We called `tensor.contiguous()` in the forward pass, however this was
after the `out_tensor_list` was built which results in the `out_tensor_list`
containing non-contiguous tensors resulting in errors.
Fixing this by moving the contiguous call above.
Differential Revision: [D37222870](https://our.internmc.facebook.com/intern/diff/D37222870/)

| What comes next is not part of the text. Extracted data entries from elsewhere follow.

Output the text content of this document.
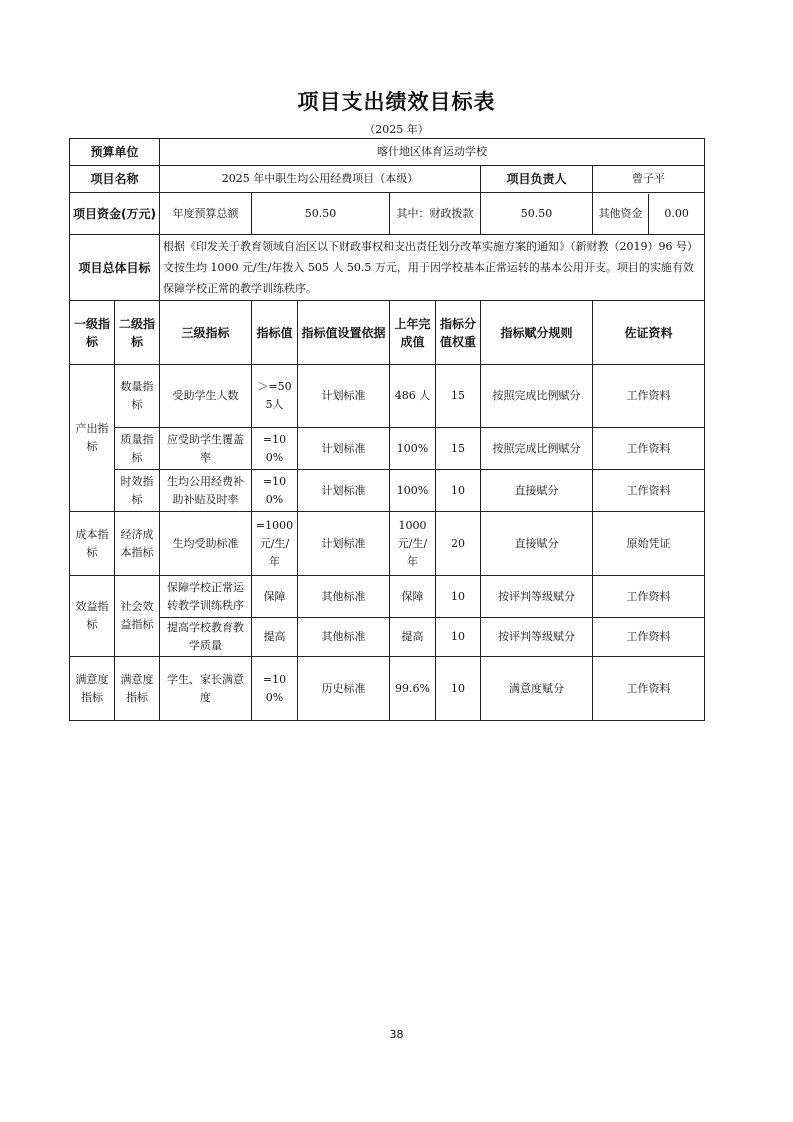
项目支出绩效目标表
（2025 年）
预算单位		喀什地区体育运动学校						
项目名称		2025 年中职生均公用经费项目（本级）					项目负责人	曾子平
项目资金(万元)		年度预算总额	50.50		其中：财政拨款		50.50	其他资金 0.00

项目总体目标		根据《印发关于教育领域自治区以下财政事权和支出责任划分改革实施方案的通知》（新财教（2019）96 号）文按生均 1000 元/生/年拨入 505 人 50.5 万元，用于因学校基本正常运转的基本公用开支。项目的实施有效保障学校正常的教学训练秩序。						
一级指标	二级指标	三级指标	指标值	指标值设置依据	上年完成值	指标分值权重	指标赋分规则	佐证资料
产出指标	数量指标	受助学生人数	＞=505人	计划标准	486 人	15	按照完成比例赋分	工作资料
	质量指标	应受助学生覆盖率	=100%	计划标准	100%	15	按照完成比例赋分	工作资料
	时效指标	生均公用经费补助补贴及时率	=100%	计划标准	100%	10	直接赋分	工作资料
成本指标	经济成本指标	生均受助标准	=1000元/生/年	计划标准	1000元/生/年	20	直接赋分	原始凭证
效益指标	社会效益指标	保障学校正常运转教学训练秩序	保障	其他标准	保障	10	按评判等级赋分	工作资料
		提高学校教育教学质量	提高	其他标准	提高	10	按评判等级赋分	工作资料
满意度指标	满意度指标	学生、家长满意度	=100%	历史标准	99.6%	10	满意度赋分	工作资料
38
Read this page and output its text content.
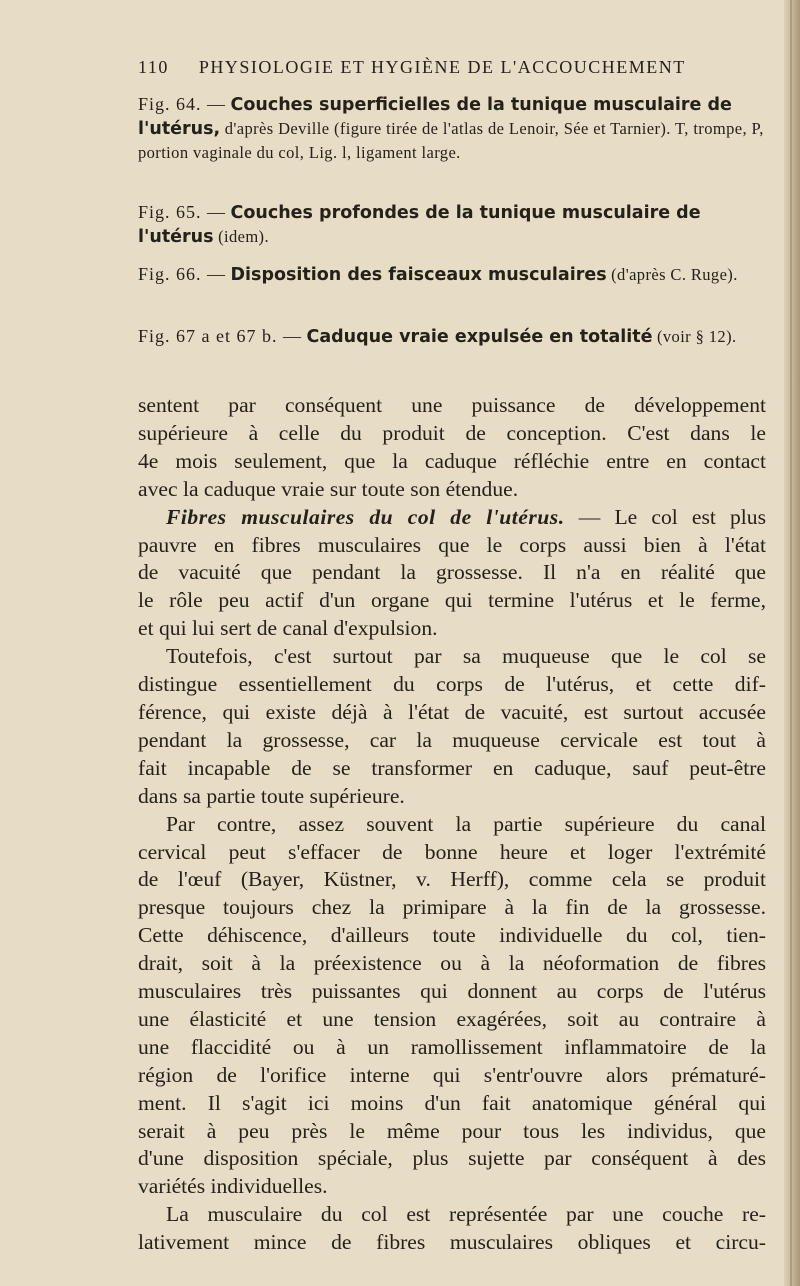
110 PHYSIOLOGIE ET HYGIÈNE DE L'ACCOUCHEMENT
Fig. 64. — Couches superficielles de la tunique musculaire de l'utérus, d'après Deville (figure tirée de l'atlas de Lenoir, Sée et Tarnier). T, trompe, P, portion vaginale du col, Lig. l, ligament large.
Fig. 65. — Couches profondes de la tunique musculaire de l'utérus (idem).
Fig. 66. — Disposition des faisceaux musculaires (d'après C. Ruge).
Fig. 67 a et 67 b. — Caduque vraie expulsée en totalité (voir § 12).
sentent par conséquent une puissance de développement
supérieure à celle du produit de conception. C'est dans le
4e mois seulement, que la caduque réfléchie entre en contact
avec la caduque vraie sur toute son étendue.
Fibres musculaires du col de l'utérus. — Le col est plus
pauvre en fibres musculaires que le corps aussi bien à l'état
de vacuité que pendant la grossesse. Il n'a en réalité que
le rôle peu actif d'un organe qui termine l'utérus et le ferme,
et qui lui sert de canal d'expulsion.
Toutefois, c'est surtout par sa muqueuse que le col se
distingue essentiellement du corps de l'utérus, et cette dif-
férence, qui existe déjà à l'état de vacuité, est surtout accusée
pendant la grossesse, car la muqueuse cervicale est tout à
fait incapable de se transformer en caduque, sauf peut-être
dans sa partie toute supérieure.
Par contre, assez souvent la partie supérieure du canal
cervical peut s'effacer de bonne heure et loger l'extrémité
de l'œuf (Bayer, Küstner, v. Herff), comme cela se produit
presque toujours chez la primipare à la fin de la grossesse.
Cette déhiscence, d'ailleurs toute individuelle du col, tien-
drait, soit à la préexistence ou à la néoformation de fibres
musculaires très puissantes qui donnent au corps de l'utérus
une élasticité et une tension exagérées, soit au contraire à
une flaccidité ou à un ramollissement inflammatoire de la
région de l'orifice interne qui s'entr'ouvre alors prématuré-
ment. Il s'agit ici moins d'un fait anatomique général qui
serait à peu près le même pour tous les individus, que
d'une disposition spéciale, plus sujette par conséquent à des
variétés individuelles.
La musculaire du col est représentée par une couche re-
lativement mince de fibres musculaires obliques et circu-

Pull Request resolved: https://github.com/pytorch/pytorch/pull/79747
Approved by: https://github.com/fduwjj, https://github.com/wanchaol
diff --git a/test/distributed/test_c10d_spawn_nccl.py b/test/distributed/test_c10d_spawn_nccl.py
index 54f176b..11583f2 100644
--- a/test/distributed/test_c10d_spawn_nccl.py
+++ b/test/distributed/test_c10d_spawn_nccl.py
@@ -157,6 +157,34 @@
@requires_nccl()
@skip_if_lt_x_gpu(2)
@sandcastle_skip_if(not _torch_dist_nn_available, "torch.distributed.nn is not available")
+ def test_reduce_scatter_non_contiguous(self):
+ store = c10d.FileStore(self.file_name, self.world_size)
+ # This is required because these functions calls directly to the .dist and needs
+ # the world to be initialized
+ c10d.init_process_group(store=store, rank=self.rank, world_size=self.world_size, backend='nccl')
+ device = torch.device(f"cuda:{self.rank}")
+
+ class NonContiguousGrad(torch.autograd.Function):
+
+ @staticmethod
+ def forward(ctx, input):
+ return input
+
+ @staticmethod
+ def backward(ctx, grad_output):
+ # Make grad non-contiguous
+ return grad_output.clone().transpose(0, 1)
+
+ x0 = torch.rand(5, 5, device=device, requires_grad=True)
+ x1 = torch.rand(5, 5, device=device, requires_grad=True)
+ y = torch.empty(5, 5, device=device)
+
+ y = torch.distributed.nn.reduce_scatter(y, [x0, x1])
+ NonContiguousGrad.apply(y).sum().backward()
+
+ @requires_nccl()
+ @skip_if_lt_x_gpu(2)
+ @sandcastle_skip_if(not _torch_dist_nn_available, "torch.distributed.nn is not available")
def test_all_gather_base(self):
store = c10d.FileStore(self.file_name, self.world_size)
c10d.init_process_group(store=store, rank=self.rank, world_size=self.world_size, backend='nccl')
diff --git a/torch/distributed/nn/functional.py b/torch/distributed/nn/functional.py
index cb98ba0..6460239 100644
--- a/torch/distributed/nn/functional.py
+++ b/torch/distributed/nn/functional.py
@@ -318,12 +318,15 @@
class _AllGather(Function):
@staticmethod
def forward(ctx, group, tensor):
+ # Need contiguous tensors for collectives.
+ tensor = tensor.contiguous()
+
ctx.group = group
out_tensor_list = [
torch.empty_like(tensor) for _ in range(dist.get_world_size(group=group))
]
- dist.all_gather(out_tensor_list, tensor.contiguous(), group=group)
+ dist.all_gather(out_tensor_list, tensor, group=group)
return tuple(out_tensor_list)
@staticmethod